Placements ending in an unplanned way nearly always leave all those concerned feeling bad. Your Supervising Social Worker will want to work with you to make sure that everything is done to support you with children and young people living with you and to manage difficulties. A Placement Support Meeting maybe arranged.
When you are struggling, use your support mechanisms to help you to find a way forward.
However, not all foster care placements work out. A disruption can also occur when Children’s Social Care feel the placement is no longer meeting the child’s needs or you decide that you are no longer able to care for a child or the child decides they do not want to stay in the placement.
It is vital that for whatever reason the placement ended, you make the move for the child as positive as possible. When endings are unplanned, the welfare and well-being of the child is paramount and your Fostering Service should support you to act at all times with this in mind. It is also important that the needs and feelings of other children living in your home are taken into account.
A Disruption Meeting may be arranged by the child's social worker.

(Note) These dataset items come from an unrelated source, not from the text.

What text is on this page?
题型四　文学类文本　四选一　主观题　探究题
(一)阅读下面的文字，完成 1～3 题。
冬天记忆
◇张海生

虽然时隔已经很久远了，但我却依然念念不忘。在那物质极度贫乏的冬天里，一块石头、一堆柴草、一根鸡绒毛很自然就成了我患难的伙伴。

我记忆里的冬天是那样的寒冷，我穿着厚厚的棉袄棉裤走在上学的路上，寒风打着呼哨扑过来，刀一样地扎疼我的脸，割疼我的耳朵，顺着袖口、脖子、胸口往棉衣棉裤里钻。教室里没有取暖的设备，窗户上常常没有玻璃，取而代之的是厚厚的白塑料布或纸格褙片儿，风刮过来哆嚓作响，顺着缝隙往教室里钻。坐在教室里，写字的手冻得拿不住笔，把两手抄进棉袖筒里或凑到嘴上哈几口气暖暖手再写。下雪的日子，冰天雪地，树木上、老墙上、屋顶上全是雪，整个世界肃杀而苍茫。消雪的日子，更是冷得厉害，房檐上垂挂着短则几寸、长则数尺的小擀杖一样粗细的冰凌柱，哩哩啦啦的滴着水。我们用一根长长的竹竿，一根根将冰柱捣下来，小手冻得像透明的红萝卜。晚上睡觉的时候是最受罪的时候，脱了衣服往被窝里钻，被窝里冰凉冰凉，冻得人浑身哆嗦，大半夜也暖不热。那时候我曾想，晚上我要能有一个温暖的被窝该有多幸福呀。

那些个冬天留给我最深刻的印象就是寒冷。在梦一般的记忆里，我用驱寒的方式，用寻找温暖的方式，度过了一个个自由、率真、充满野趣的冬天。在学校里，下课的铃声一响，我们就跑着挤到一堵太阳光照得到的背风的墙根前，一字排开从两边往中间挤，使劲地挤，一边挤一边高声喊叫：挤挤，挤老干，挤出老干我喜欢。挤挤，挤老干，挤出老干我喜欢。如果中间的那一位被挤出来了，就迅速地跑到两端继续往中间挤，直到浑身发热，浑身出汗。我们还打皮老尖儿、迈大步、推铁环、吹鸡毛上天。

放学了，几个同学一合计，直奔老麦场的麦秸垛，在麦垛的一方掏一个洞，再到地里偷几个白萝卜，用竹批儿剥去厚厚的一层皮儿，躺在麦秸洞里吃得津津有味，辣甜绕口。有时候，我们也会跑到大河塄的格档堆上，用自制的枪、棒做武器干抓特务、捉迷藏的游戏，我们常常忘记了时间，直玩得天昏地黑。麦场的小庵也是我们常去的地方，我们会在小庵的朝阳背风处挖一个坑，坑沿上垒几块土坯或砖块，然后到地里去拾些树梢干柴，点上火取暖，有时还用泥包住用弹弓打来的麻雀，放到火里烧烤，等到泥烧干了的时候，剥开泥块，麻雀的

These meetings may be held a little while after the actual disruption so that some of the immediate feelings of upset have reduced. They will consider all aspects of the placement in an attempt to understand what happened. Disruption Meetings can sometimes feel threatening, but it is important to recognise that their purpose is not to blame anyone but to reach a better understanding of what happened, including whether more support should have been provided. Most carers who have been through a placement breakdown have found the Disruption Meeting helpful.
Who may attend:
- You;
- The child, if appropriate;
- Your Supervising Social Worker and their Manager;
- The child’s social worker and their Manager;
- The proposed carer;
- Independent Reviewing Officer;
- Any other relevant people.
The Chair of the meeting should ensure that the circumstances that led to the disruption are reviewed, and that everyone has the opportunity to express their views in order to:
- Find out how and why the disruption happened;
- Learn from what happened and avoid the same thing happening again - for the child/others in your home;
- Identify the positive work and good experiences for the child amongst the difficulties;
- Support all parties involved and help them carry on and recover;
- Contribute to the future planning for the child;
- Identify work to be done and who will do it.
The Chair will make sure minutes are sent to all those involved. The report of the Disruption Meeting may be presented to the fostering panel. A Looked After Review should also be arranged. A review may be held to look at your approval terms.